A Winsford drug dealer who was convicted following an investigation into drugs and money laundering offences in Winsford has had confiscation orders totalling over £390,000 made against him by the courts.
At the Proceeds of Crime Act (POCA) hearing, a judge agreed that Shane, aged 43, had benefited from his crimes to the sum of £390,000 – it also found that his wife Carla, 32, had also benefited from her crimes to the sum of £40,000.
Available assets of more than £70,000 have already been identified in relation to the pair and they have been ordered to pay that amount immediately− however, the pair will owe the remaining sum to the courts for the rest of their lives until they can repay the full amount.
The pair were originally convicted as part of Operation Fedora in January this year following warrants at an address on Dart Walk, Winsford in October 2020, November 2020 and finally on 16 June 2021 when the pair were subsequently charged for their roles in the criminal operation.
Shane pleaded guilty to being concerned in the supply of Class A drugs, two counts of possession with intent to supply Class B and two counts of transferring criminal property under the Proceeds of Crime Act. He was handed a six year and nine months imprisonment.
Carla pleaded guilty to transferring criminal property under the Proceeds of Crime Act and was handed a 20-day rehabilitation order.
Detective Inspector Kelly-Ann Cain from Cheshire Constabulary′s Economic Crime Unit, said: “The Proceeds of Crime Act 2002 allows us to recoup a criminal′s benefit from crime via Confiscation Orders issued by the courts.
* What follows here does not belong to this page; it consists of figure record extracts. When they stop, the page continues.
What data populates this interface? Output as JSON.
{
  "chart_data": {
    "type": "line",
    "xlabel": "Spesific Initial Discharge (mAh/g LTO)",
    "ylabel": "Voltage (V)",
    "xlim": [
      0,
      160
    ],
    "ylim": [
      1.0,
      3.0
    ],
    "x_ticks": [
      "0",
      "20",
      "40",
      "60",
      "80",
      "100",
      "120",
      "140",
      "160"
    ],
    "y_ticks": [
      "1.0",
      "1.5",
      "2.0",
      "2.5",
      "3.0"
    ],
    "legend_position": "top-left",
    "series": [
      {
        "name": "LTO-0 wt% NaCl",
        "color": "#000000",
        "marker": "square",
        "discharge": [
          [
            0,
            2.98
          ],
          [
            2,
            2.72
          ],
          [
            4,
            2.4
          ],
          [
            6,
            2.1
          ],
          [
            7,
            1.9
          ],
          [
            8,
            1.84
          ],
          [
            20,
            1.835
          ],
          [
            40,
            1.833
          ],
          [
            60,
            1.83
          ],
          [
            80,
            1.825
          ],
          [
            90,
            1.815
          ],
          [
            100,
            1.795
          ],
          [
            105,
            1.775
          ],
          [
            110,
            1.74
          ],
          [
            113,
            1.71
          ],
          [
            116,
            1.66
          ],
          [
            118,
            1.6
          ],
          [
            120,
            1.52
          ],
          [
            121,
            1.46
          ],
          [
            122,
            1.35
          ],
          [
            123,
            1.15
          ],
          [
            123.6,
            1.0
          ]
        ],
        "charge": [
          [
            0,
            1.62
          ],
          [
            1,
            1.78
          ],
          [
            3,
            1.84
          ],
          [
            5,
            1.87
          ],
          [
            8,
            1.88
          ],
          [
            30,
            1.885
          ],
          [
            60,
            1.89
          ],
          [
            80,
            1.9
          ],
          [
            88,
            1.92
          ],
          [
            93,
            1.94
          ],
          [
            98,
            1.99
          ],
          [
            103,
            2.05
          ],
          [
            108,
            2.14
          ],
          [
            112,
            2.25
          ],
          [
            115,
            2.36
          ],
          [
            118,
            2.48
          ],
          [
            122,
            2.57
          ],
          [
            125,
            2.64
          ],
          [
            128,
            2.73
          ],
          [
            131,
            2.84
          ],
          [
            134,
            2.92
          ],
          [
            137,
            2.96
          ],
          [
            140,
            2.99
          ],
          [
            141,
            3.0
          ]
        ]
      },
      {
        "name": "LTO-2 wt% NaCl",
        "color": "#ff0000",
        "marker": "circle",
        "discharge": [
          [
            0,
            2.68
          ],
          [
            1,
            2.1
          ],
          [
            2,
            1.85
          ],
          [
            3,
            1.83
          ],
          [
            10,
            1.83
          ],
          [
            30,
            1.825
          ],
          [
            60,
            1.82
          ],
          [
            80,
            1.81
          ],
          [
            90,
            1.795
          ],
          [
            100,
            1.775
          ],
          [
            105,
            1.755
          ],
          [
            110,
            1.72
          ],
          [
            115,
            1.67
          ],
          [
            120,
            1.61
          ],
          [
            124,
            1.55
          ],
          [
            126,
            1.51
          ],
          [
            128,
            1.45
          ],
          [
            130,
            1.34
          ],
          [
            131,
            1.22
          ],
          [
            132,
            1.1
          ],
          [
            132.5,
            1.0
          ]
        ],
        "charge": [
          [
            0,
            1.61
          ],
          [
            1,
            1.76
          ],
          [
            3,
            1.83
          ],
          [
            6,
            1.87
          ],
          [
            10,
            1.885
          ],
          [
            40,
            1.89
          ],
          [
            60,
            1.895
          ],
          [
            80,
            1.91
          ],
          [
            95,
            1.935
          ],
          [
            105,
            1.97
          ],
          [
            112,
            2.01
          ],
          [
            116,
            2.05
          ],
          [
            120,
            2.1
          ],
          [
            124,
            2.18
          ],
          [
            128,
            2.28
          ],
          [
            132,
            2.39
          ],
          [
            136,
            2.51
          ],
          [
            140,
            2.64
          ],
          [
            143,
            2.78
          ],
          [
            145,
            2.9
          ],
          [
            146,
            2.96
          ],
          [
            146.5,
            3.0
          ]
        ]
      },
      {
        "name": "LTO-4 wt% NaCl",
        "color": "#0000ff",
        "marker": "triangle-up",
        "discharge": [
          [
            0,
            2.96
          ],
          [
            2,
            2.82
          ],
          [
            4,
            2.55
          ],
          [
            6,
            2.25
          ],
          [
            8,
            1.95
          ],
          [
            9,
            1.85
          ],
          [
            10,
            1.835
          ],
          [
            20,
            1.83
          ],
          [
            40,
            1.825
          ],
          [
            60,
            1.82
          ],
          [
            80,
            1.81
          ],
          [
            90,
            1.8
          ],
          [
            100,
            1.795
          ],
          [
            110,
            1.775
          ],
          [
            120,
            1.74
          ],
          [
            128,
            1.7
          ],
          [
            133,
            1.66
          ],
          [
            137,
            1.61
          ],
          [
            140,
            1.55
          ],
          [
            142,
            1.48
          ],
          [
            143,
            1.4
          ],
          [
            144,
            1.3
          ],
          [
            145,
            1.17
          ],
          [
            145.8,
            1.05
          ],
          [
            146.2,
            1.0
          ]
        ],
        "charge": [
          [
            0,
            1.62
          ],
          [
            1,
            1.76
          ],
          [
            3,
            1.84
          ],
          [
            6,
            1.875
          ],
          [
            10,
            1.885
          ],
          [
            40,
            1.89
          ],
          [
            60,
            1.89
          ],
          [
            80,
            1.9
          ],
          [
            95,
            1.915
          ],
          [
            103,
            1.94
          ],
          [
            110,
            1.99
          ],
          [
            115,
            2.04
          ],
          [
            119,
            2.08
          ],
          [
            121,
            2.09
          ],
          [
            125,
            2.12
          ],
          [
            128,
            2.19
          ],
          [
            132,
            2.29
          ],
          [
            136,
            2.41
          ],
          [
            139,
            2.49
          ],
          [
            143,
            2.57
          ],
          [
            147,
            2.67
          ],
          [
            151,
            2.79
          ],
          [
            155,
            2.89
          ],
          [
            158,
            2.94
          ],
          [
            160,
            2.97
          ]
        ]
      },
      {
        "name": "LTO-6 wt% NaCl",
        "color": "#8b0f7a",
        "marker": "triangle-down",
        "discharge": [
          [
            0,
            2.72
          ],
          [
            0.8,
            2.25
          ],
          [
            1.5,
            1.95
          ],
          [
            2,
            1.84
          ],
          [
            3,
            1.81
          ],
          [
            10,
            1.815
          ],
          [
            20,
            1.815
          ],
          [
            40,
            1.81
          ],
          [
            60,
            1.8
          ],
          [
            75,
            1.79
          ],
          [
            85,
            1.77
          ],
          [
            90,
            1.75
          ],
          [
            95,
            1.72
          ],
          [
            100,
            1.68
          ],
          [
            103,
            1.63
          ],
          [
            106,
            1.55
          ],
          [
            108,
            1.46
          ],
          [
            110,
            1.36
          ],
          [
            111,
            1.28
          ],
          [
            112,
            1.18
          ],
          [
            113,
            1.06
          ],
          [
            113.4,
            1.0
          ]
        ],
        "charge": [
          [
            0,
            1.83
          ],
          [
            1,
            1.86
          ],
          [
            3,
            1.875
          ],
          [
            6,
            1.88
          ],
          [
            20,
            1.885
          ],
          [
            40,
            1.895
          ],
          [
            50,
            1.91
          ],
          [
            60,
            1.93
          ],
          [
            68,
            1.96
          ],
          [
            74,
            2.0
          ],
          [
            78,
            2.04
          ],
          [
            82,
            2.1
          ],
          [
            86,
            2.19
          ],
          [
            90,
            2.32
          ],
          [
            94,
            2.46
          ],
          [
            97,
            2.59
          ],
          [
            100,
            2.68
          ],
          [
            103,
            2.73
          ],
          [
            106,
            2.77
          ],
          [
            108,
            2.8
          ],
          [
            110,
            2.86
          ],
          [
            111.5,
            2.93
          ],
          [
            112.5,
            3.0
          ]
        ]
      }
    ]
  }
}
“In cases such as Shane and Carla Preece, this legislation allows us to put a value not only on the crime that they have been convicted of but on the entirety of their income and assets held over several years.
“The Confiscation Order remains payable until it is settled in full and while they may not have assets to that value and cannot pay the order in full at this time, rest assured, we will ensure that every effort is made to recover every penny and paid back to society, no matter how long that takes.
“By doing this, we are ensuring that criminals do not get to enjoy any profit from crime once they have served their sentence.
“We are ensuring that they cannot use their ill-gotten gains to further their illegal enterprises and keep the communities of Cheshire safe.”
Operation Fedora was the police response to information received from the local community into drug activity in the town.
A warrant was first executed at the property in Dart Walk and a caravan nearby in 2020 with cash and drugs being recovered.
Financial checks were also completed on the Preece bank accounts which found staggering amounts of money being deposited.
In 2021, further search warrants at both the Dart Walk address and a second property belonging to Shane Preece in Crewe.
Police were also armed with the power to seize goods under the Proceeds of Crime Act, with officers seizing items of significant value including several televisions, games consoles, numerous items of jewellery and designer clothing, and even the family sofa.
Large bundles of cash stuffed in designer handbags and a hidden floor safe were also uncovered.
Superintendent Gary Smith, who had oversight of the investigation, said: “Shane Preece profited from his criminal exploits while causing many residents of Winsford to suffer as a result.
“There is no doubt that information from the local community assisted us in putting Preece behind bars for his crimes.
“This latest result obtained by our Financial Investigation Unit demonstrates the lengths we can go to in order to target those who have heavily profited from illegal activity.
“To secure this result, our Financial Investigation Unit can also conduct updated financial checks on people and, if further assets or the means to pay is identified in the future, then they will be taken back to court.
“If you’re involved in any drug related activity then you run the risk of not only being jailed but also having to pay back any cash that you may have benefited from as a result.
“The message is clear; crime really does not pay here in Cheshire.”